Once upon I time I wrote a blog about lost, broken, and forgotten friendships. I ended with, “Sometimes I miss the friends I don’t have.” Last night I came to a whole other realization on this point. I don’t just miss the friends I don’t have, I miss the friends I thought I had. Reaching the conclusion that a person you considered a friend is only a half-friend is just as hurtful as losing the friendship all together.

Friendship groups can be tricky. You may think that you have a strong bond and that you share so many interests. The group spends days chatting and sharing stories or even just talking trash on whatever may be the hot gossip of the day. But what happens when one friend’s ego cuts through the bond like a freshly tempered sword? This is when the true friendships are tested. Perhaps two people are closer than the third first realized. Maybe Person A felt closer to Person B because Person B is remnant of Person A’s children or family members. Then what happens? Person C becomes a casual acquaintance; a small blip of a friendship through texting or social media, but no longer a real friend. Person A will tell you that he/she is not choosing one friend over the other, but the reality is that we all have preferences. We tend to be more attracted to those who are similar to ourselves, our children, our family members, or other friends we may have in our circle.

So, how do we move on? In today’s age of technology there is no real way to escape situations that cause pain or hurt feelings. We’re constantly reminded of unpleasant circumstances through Facebook posts, Instagram photos or tweets. Sure, we can remove these people from our timelines, but then you face the risk of looking immature. Does that matter? In a way it does. Word of mouth is powerful; it can be used for good or evil.
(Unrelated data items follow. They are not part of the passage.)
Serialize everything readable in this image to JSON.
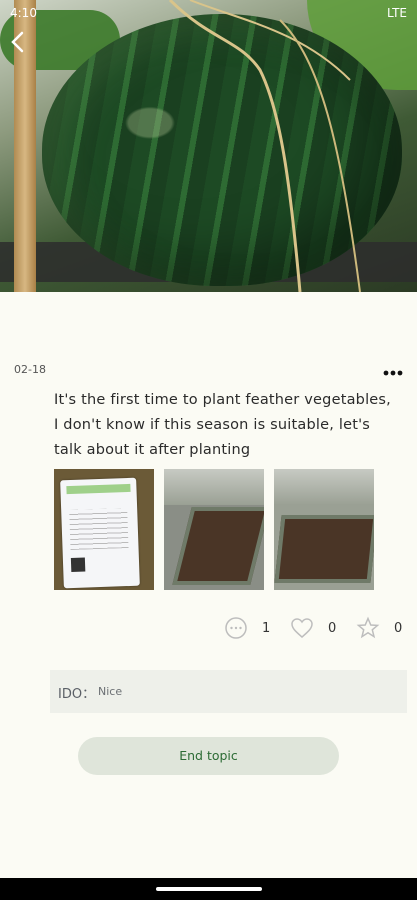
{
  "status_bar": {
    "time": "4:10",
    "network": "LTE"
  },
  "post": {
    "date": "02-18",
    "text": "It's the first time to plant feather vegetables, I don't know if this season is suitable, let's talk about it after planting",
    "stats": {
      "comments": "1",
      "likes": "0",
      "favorites": "0"
    }
  },
  "comment": {
    "author": "IDO：",
    "text": "Nice"
  },
  "actions": {
    "end_topic": "End topic"
  }
}
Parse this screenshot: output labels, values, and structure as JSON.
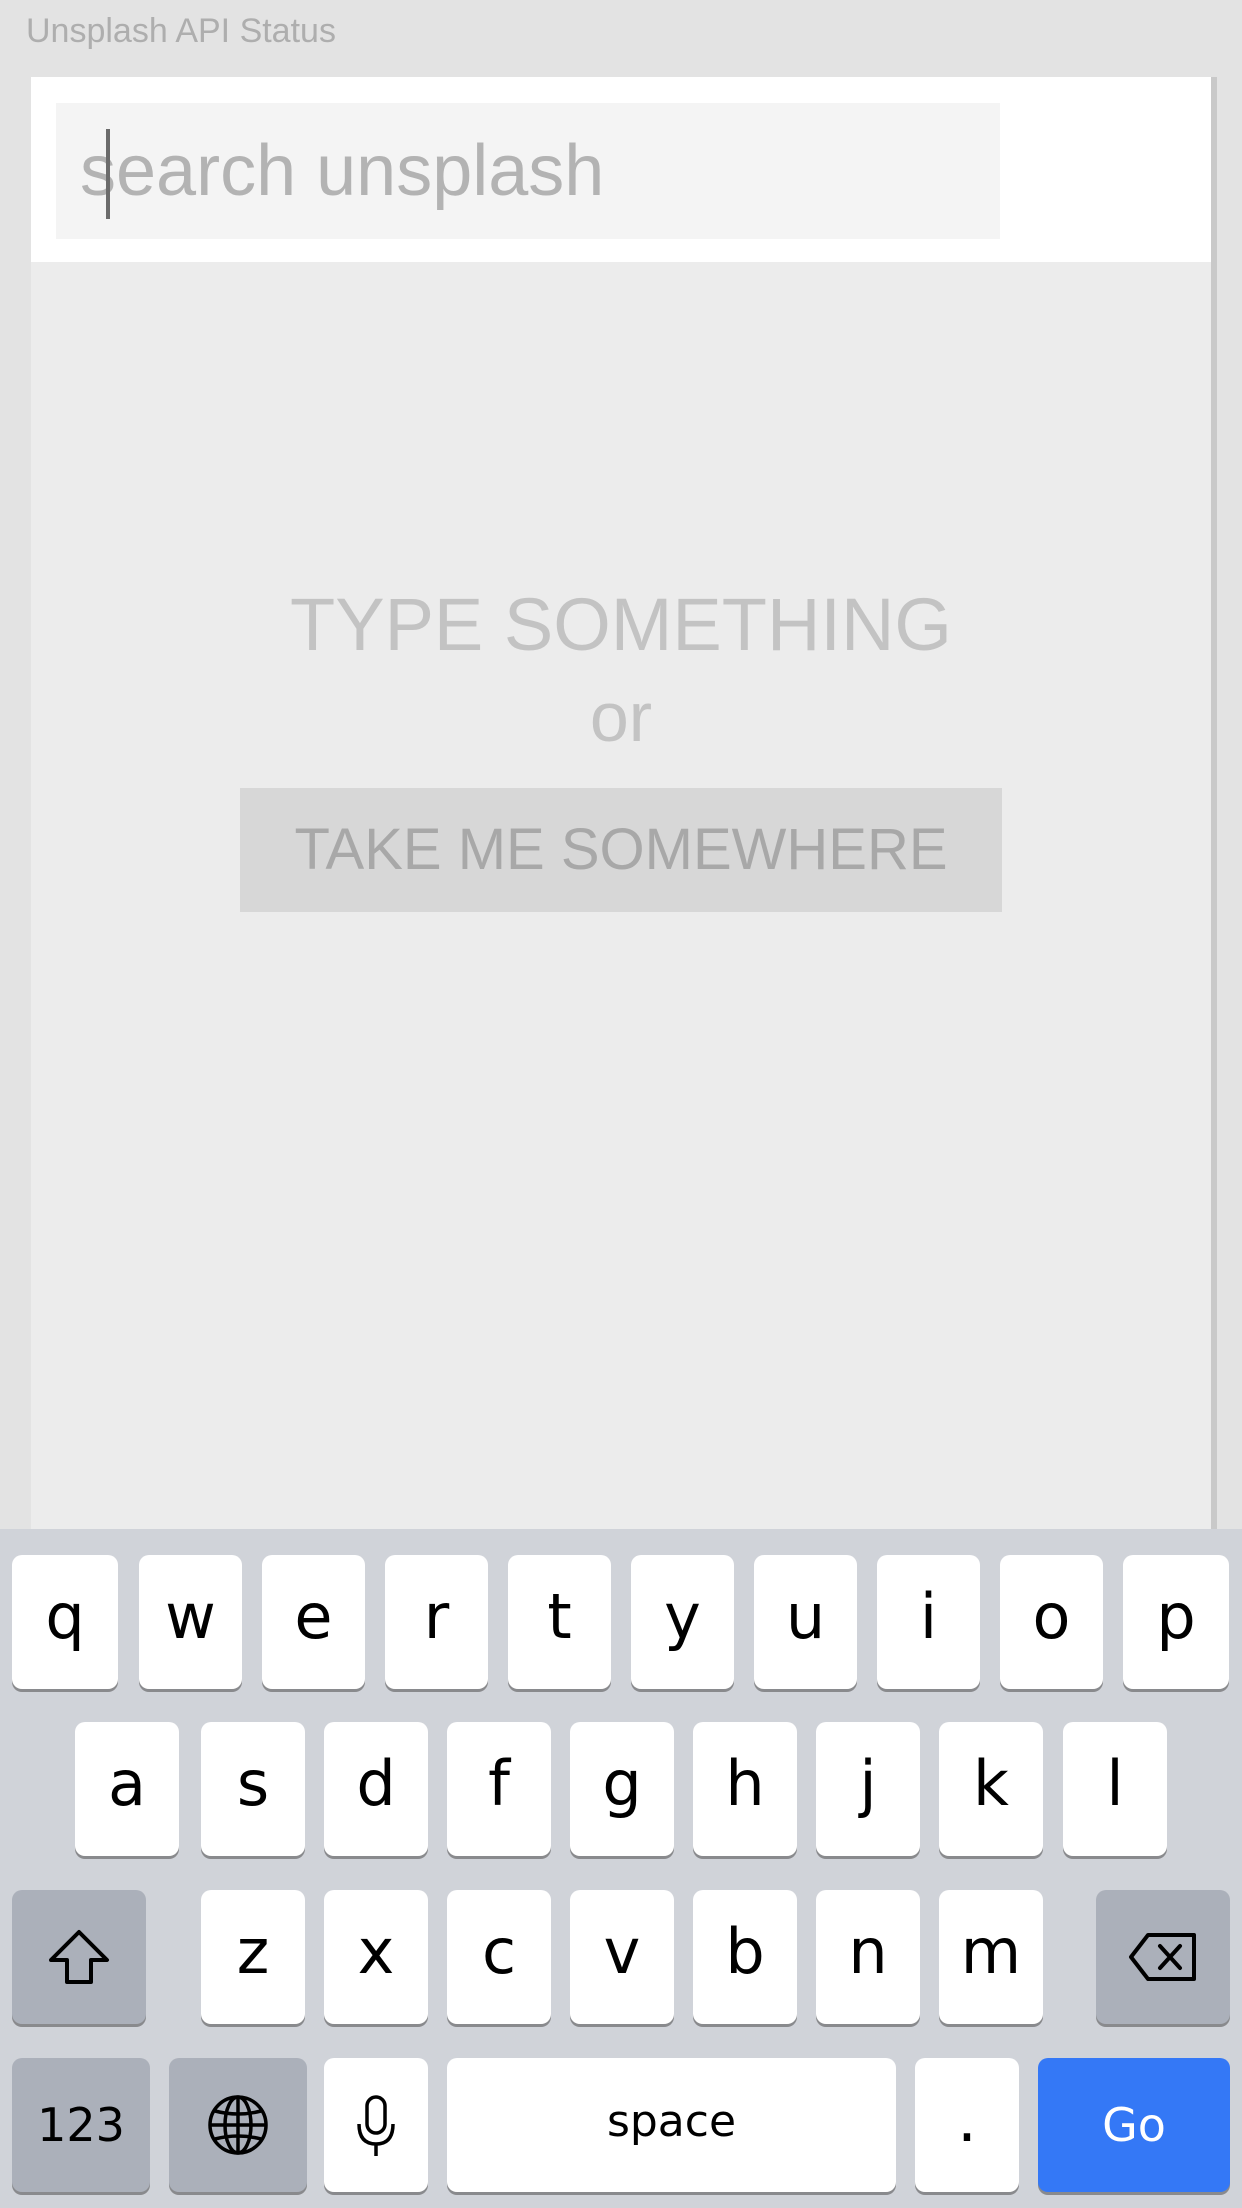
{
  "header": {
    "status_link": "Unsplash API Status"
  },
  "search": {
    "placeholder": "search unsplash",
    "value": ""
  },
  "empty_state": {
    "title": "TYPE SOMETHING",
    "or": "or",
    "button": "TAKE ME SOMEWHERE"
  },
  "keyboard": {
    "row1": [
      "q",
      "w",
      "e",
      "r",
      "t",
      "y",
      "u",
      "i",
      "o",
      "p"
    ],
    "row2": [
      "a",
      "s",
      "d",
      "f",
      "g",
      "h",
      "j",
      "k",
      "l"
    ],
    "row3": [
      "z",
      "x",
      "c",
      "v",
      "b",
      "n",
      "m"
    ],
    "numbers_label": "123",
    "space_label": "space",
    "period_label": ".",
    "go_label": "Go",
    "icons": {
      "shift": "shift-icon",
      "delete": "backspace-icon",
      "globe": "globe-icon",
      "mic": "microphone-icon"
    },
    "accent_color": "#3478f6"
  }
}
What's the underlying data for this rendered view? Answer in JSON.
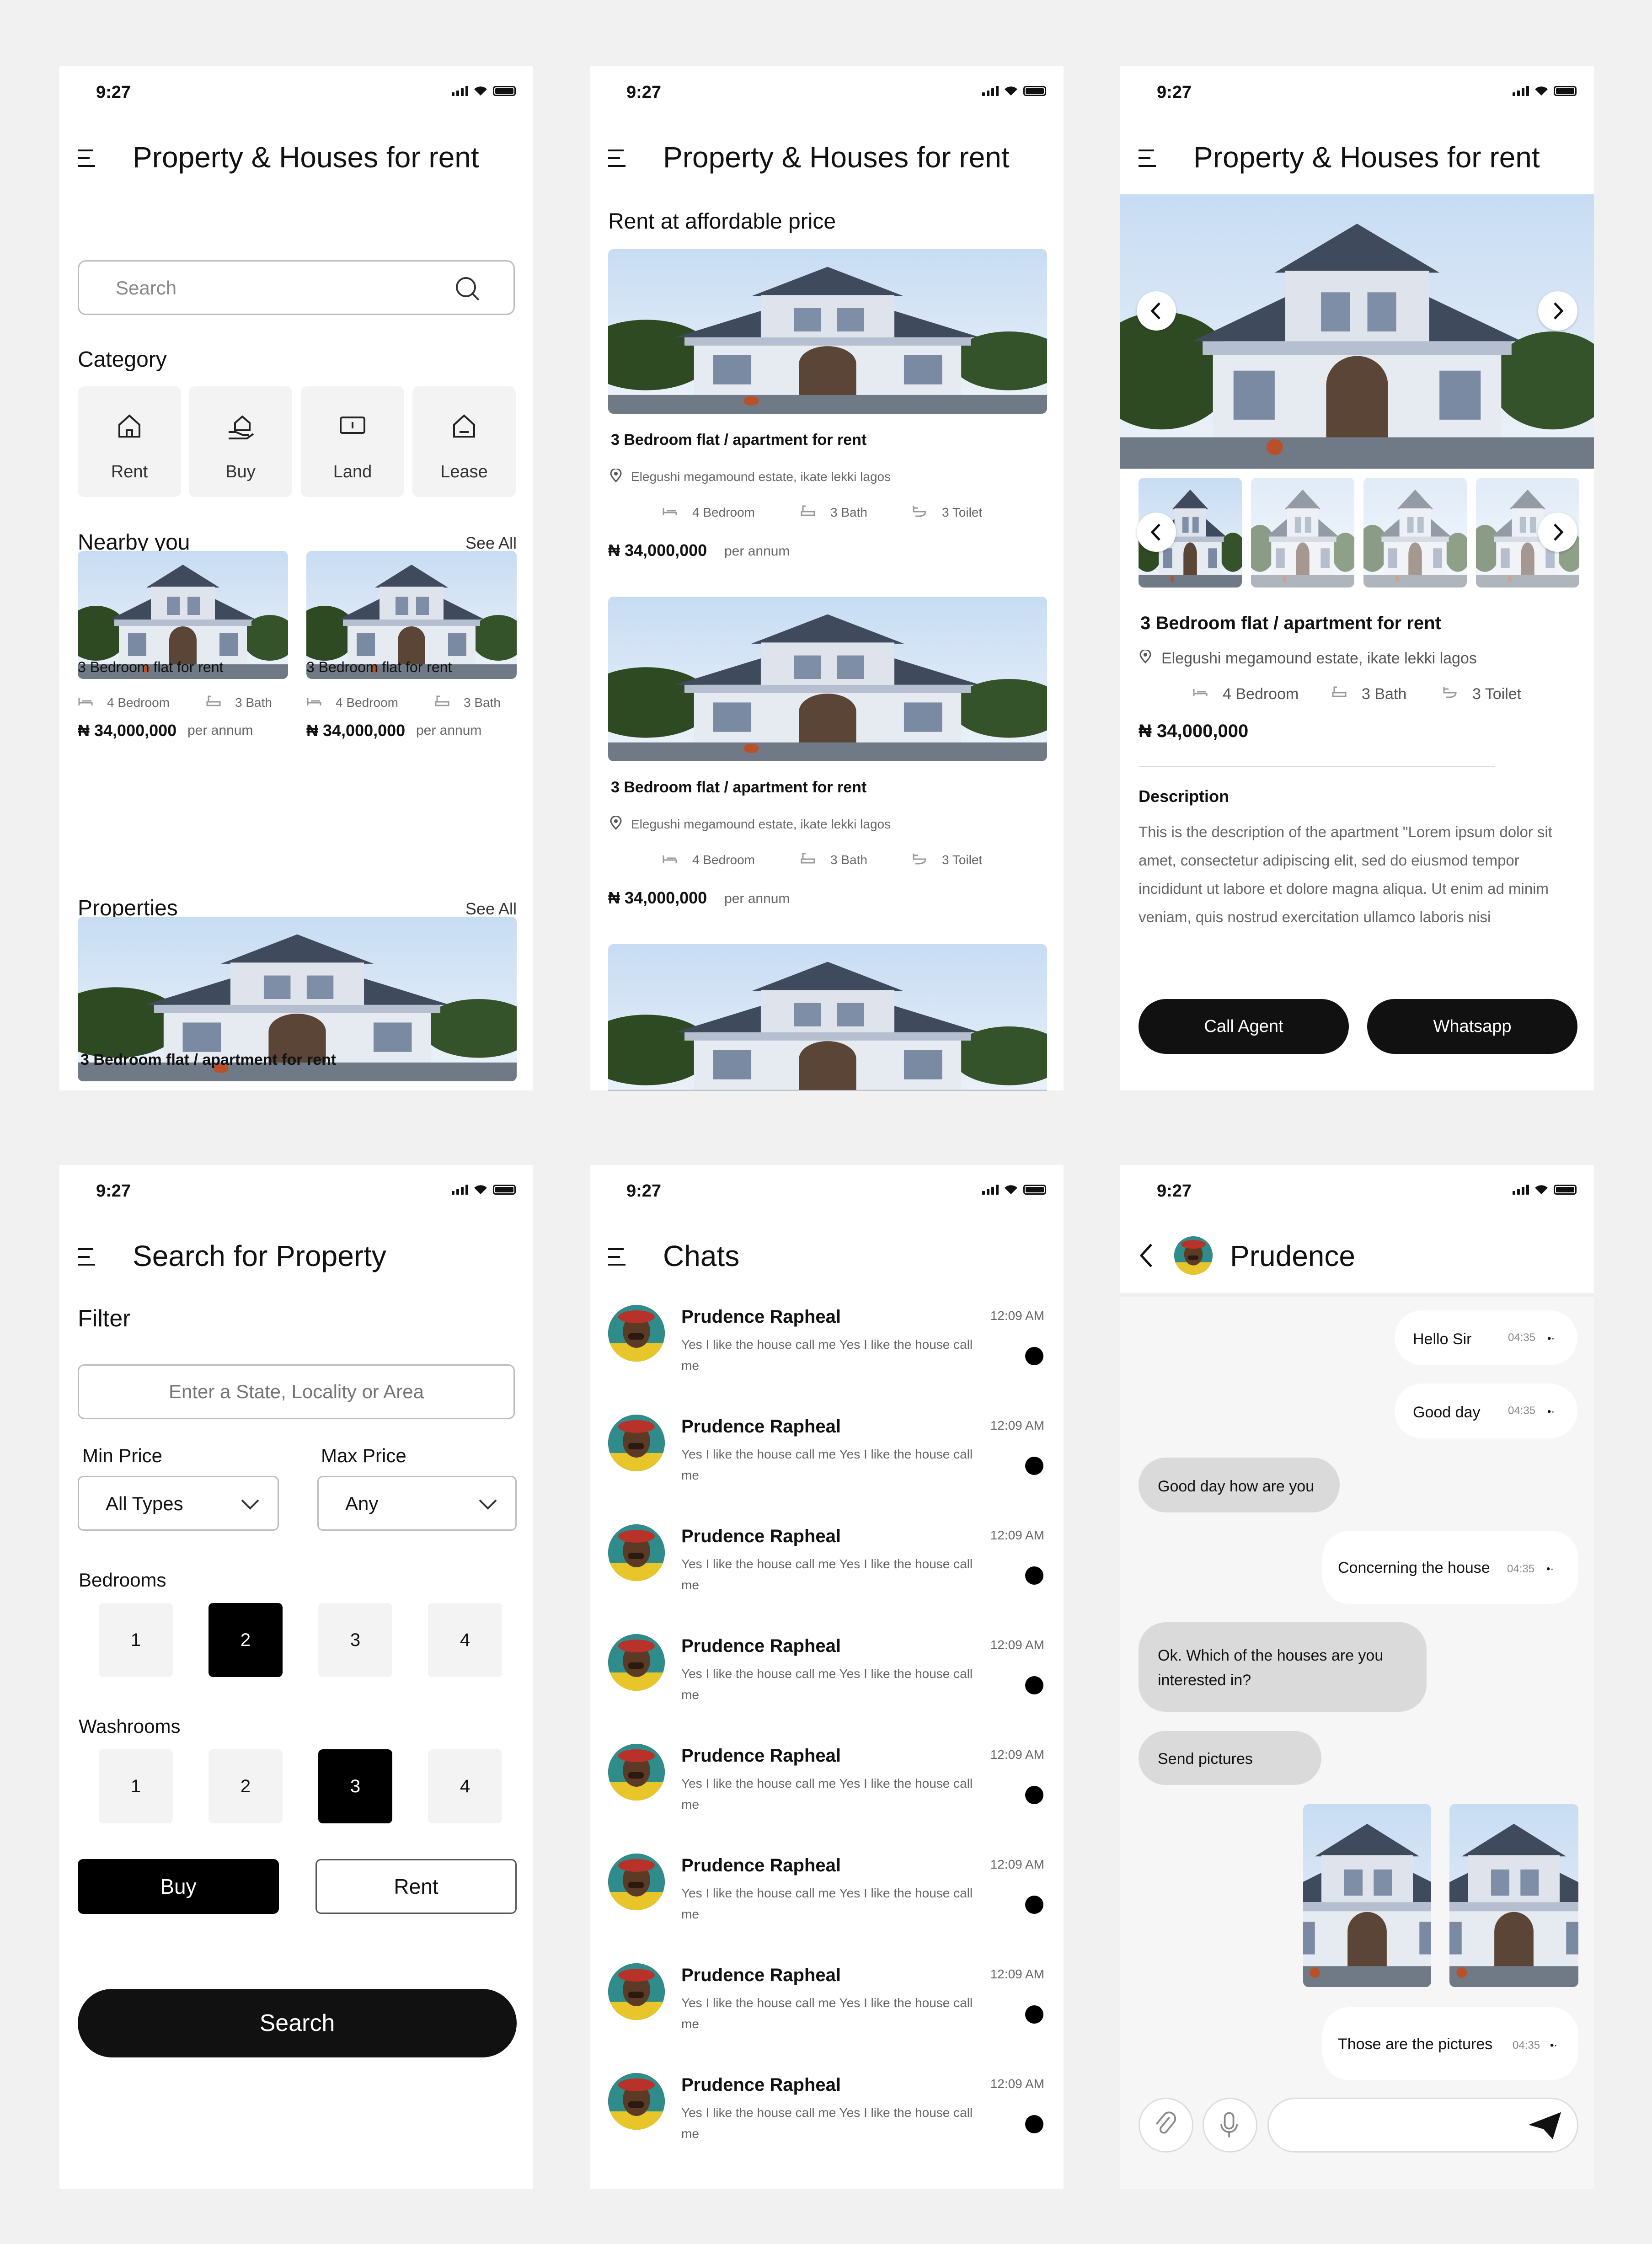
{
  "status": {
    "time": "9:27"
  },
  "screen1": {
    "title": "Property & Houses for rent",
    "search_placeholder": "Search",
    "category_title": "Category",
    "categories": [
      {
        "label": "Rent",
        "icon": "house-icon"
      },
      {
        "label": "Buy",
        "icon": "hand-house-icon"
      },
      {
        "label": "Land",
        "icon": "land-sign-icon"
      },
      {
        "label": "Lease",
        "icon": "house-icon"
      }
    ],
    "nearby_title": "Nearby you",
    "see_all": "See All",
    "nearby": [
      {
        "title": "3 Bedroom flat for rent",
        "bedroom": "4 Bedroom",
        "bath": "3 Bath",
        "price": "₦ 34,000,000",
        "period": "per annum"
      },
      {
        "title": "3 Bedroom flat for rent",
        "bedroom": "4 Bedroom",
        "bath": "3 Bath",
        "price": "₦ 34,000,000",
        "period": "per annum"
      }
    ],
    "properties_title": "Properties",
    "property_title": "3 Bedroom flat / apartment for rent"
  },
  "screen2": {
    "title": "Property & Houses for rent",
    "subtitle": "Rent at affordable price",
    "listings": [
      {
        "title": "3 Bedroom flat / apartment for rent",
        "location": "Elegushi megamound estate, ikate lekki lagos",
        "bedroom": "4 Bedroom",
        "bath": "3 Bath",
        "toilet": "3 Toilet",
        "price": "₦ 34,000,000",
        "period": "per annum"
      },
      {
        "title": "3 Bedroom flat / apartment for rent",
        "location": "Elegushi megamound estate, ikate lekki lagos",
        "bedroom": "4 Bedroom",
        "bath": "3 Bath",
        "toilet": "3 Toilet",
        "price": "₦ 34,000,000",
        "period": "per annum"
      }
    ]
  },
  "screen3": {
    "title": "Property & Houses for rent",
    "listing_title": "3 Bedroom flat / apartment for rent",
    "location": "Elegushi megamound estate, ikate lekki lagos",
    "bedroom": "4 Bedroom",
    "bath": "3 Bath",
    "toilet": "3 Toilet",
    "price": "₦ 34,000,000",
    "description_title": "Description",
    "description": "This is the description of the apartment \"Lorem ipsum dolor sit amet, consectetur adipiscing elit, sed do eiusmod tempor incididunt ut labore et dolore magna aliqua. Ut enim ad minim veniam, quis nostrud exercitation ullamco laboris nisi",
    "call_agent": "Call Agent",
    "whatsapp": "Whatsapp"
  },
  "screen4": {
    "title": "Search for Property",
    "filter_title": "Filter",
    "location_placeholder": "Enter a State, Locality or Area",
    "min_price_label": "Min Price",
    "min_price_value": "All Types",
    "max_price_label": "Max Price",
    "max_price_value": "Any",
    "bedrooms_label": "Bedrooms",
    "bedrooms": [
      "1",
      "2",
      "3",
      "4"
    ],
    "washrooms_label": "Washrooms",
    "washrooms": [
      "1",
      "2",
      "3",
      "4"
    ],
    "buy": "Buy",
    "rent": "Rent",
    "search": "Search"
  },
  "screen5": {
    "title": "Chats",
    "chats": [
      {
        "name": "Prudence Rapheal",
        "time": "12:09 AM",
        "message": "Yes I like the house call me Yes I like the house call me"
      },
      {
        "name": "Prudence Rapheal",
        "time": "12:09 AM",
        "message": "Yes I like the house call me Yes I like the house call me"
      },
      {
        "name": "Prudence Rapheal",
        "time": "12:09 AM",
        "message": "Yes I like the house call me Yes I like the house call me"
      },
      {
        "name": "Prudence Rapheal",
        "time": "12:09 AM",
        "message": "Yes I like the house call me Yes I like the house call me"
      },
      {
        "name": "Prudence Rapheal",
        "time": "12:09 AM",
        "message": "Yes I like the house call me Yes I like the house call me"
      },
      {
        "name": "Prudence Rapheal",
        "time": "12:09 AM",
        "message": "Yes I like the house call me Yes I like the house call me"
      },
      {
        "name": "Prudence Rapheal",
        "time": "12:09 AM",
        "message": "Yes I like the house call me Yes I like the house call me"
      },
      {
        "name": "Prudence Rapheal",
        "time": "12:09 AM",
        "message": "Yes I like the house call me Yes I like the house call me"
      }
    ]
  },
  "screen6": {
    "contact": "Prudence",
    "messages": [
      {
        "text": "Hello Sir",
        "time": "04:35",
        "from": "me"
      },
      {
        "text": "Good day",
        "time": "04:35",
        "from": "me"
      },
      {
        "text": "Good day how are you",
        "time": "",
        "from": "them"
      },
      {
        "text": "Concerning the house",
        "time": "04:35",
        "from": "me"
      },
      {
        "text": "Ok. Which of the houses are you interested in?",
        "time": "",
        "from": "them"
      },
      {
        "text": "Send pictures",
        "time": "",
        "from": "them"
      },
      {
        "text": "Those are the pictures",
        "time": "04:35",
        "from": "me"
      }
    ]
  }
}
Word of mouth can make a person look like a rock star or bat shit crazy. It all depends on who is saying what to whom. We can confront involved parties, but in my experience you’re usually made out to be a crazy person. An over-reactor. Thinking too much into it.

We come to a point where we just become non-responsive. The conversations become more casual than usual and far and few between. You begin to essentially fade away from people because you feel that no matter what you do, you’re wrong. You’re not good enough. You’re not worthy of friendships.

I’ve been a loner for as long as I can remember. Sometimes that shell just cannot be broken. Perhaps this is just the life I am meant to lead.